Chaque décennie a connu ses prophètes qui lancent leurs carrières littéraires et politiques sur le dos de l’immigration. Dès les années 1910, le mythe prend forme.
La peur d’un changement de population à la suite d’une invasion migratoire n’est pas un nouveau thème dans le discours public français. Avant-même la Première Guerre mondiale, des hommes politiques et des romanciers agitaient le spectre d’une invasion venue des colonies asiatiques et africaines. Les livres qui s’emparent de cette psychose se vendent à des millions d’exemplaires. Après la saignée de 14-18, la France est durablement affaiblie. Avec près de 1.5 millions de jeunes Français qui ne reviennent pas du front, ce sont autant d’enfants qui ne naissent pas. Ce sont les classes creuses.

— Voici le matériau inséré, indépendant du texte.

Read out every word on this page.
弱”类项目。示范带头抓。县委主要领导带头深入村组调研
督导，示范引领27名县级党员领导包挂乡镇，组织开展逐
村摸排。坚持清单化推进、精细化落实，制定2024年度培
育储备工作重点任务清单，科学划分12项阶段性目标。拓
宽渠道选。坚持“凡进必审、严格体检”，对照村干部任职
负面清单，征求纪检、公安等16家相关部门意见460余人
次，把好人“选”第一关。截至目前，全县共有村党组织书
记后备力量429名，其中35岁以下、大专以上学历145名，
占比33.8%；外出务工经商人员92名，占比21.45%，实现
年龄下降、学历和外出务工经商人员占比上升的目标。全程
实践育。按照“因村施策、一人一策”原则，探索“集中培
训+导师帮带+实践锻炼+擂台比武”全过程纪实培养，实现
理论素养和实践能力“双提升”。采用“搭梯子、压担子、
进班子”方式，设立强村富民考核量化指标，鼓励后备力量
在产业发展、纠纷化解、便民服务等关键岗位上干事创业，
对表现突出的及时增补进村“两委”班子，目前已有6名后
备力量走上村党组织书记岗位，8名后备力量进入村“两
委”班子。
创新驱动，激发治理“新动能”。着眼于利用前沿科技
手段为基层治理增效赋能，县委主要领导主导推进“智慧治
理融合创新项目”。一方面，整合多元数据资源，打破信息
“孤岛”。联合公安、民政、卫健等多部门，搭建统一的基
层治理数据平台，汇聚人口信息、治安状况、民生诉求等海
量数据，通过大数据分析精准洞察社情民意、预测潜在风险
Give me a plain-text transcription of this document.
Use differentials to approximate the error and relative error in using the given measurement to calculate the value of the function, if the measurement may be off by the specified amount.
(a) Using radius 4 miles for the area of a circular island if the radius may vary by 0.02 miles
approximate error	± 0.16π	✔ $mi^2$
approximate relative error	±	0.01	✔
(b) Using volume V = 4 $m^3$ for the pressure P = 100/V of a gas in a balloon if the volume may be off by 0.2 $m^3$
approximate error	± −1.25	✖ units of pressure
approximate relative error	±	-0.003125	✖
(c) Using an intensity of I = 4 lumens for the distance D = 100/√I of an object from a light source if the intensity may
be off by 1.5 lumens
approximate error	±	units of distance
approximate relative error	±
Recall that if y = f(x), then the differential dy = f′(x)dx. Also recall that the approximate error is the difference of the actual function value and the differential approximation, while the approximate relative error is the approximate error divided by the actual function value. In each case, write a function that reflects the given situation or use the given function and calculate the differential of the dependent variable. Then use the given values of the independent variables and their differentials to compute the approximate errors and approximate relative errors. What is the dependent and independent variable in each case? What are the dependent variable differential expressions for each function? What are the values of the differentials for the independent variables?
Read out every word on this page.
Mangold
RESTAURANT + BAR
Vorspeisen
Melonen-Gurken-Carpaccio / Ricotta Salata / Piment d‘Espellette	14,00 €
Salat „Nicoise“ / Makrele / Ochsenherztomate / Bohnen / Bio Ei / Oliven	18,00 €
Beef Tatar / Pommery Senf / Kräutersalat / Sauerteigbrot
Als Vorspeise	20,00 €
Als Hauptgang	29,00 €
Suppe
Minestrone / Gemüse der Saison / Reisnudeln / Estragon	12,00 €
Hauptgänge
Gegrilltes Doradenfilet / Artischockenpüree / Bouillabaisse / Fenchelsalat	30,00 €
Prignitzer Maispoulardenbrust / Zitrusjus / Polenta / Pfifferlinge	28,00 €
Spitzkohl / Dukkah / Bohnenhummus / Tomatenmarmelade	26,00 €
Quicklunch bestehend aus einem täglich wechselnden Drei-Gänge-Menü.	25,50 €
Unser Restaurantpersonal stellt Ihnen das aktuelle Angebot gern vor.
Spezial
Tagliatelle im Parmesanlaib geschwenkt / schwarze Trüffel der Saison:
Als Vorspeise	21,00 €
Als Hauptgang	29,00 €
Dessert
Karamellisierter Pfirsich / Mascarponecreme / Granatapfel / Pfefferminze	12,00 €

Parallèlement, des immigrés arrivent des pays pauvres du sud et de l’est de l’Europe. L’angoisse démographique et identitaire prend forme, un climat xénophobe se développe. La petite communauté juive est accusée de s’infiltrer dans les grandes entreprises, les banques, le gouvernement. À la veille de la Seconde Guerre mondiale, les immigrés représentent moins de 6 % de la population. Mais pour certains, c’est déjà trop : la France serait en passe d’être détruite par ces nouvelles minorités. Une police des étrangers se forme. Ses hommes fourniront les cadres du Commissariat général aux questions Juives de Vichy. Après 1945, il faut reconstruire le pays. Les travailleurs venus des colonies arrivent en métropole. Immigrés, ils sont néanmoins Français. Mais les guerres d’indépendance vont les faire changer de statuts et faire naître des rancœurs tenaces. Bientôt, des partis politiques prospéreront sur ces fractures.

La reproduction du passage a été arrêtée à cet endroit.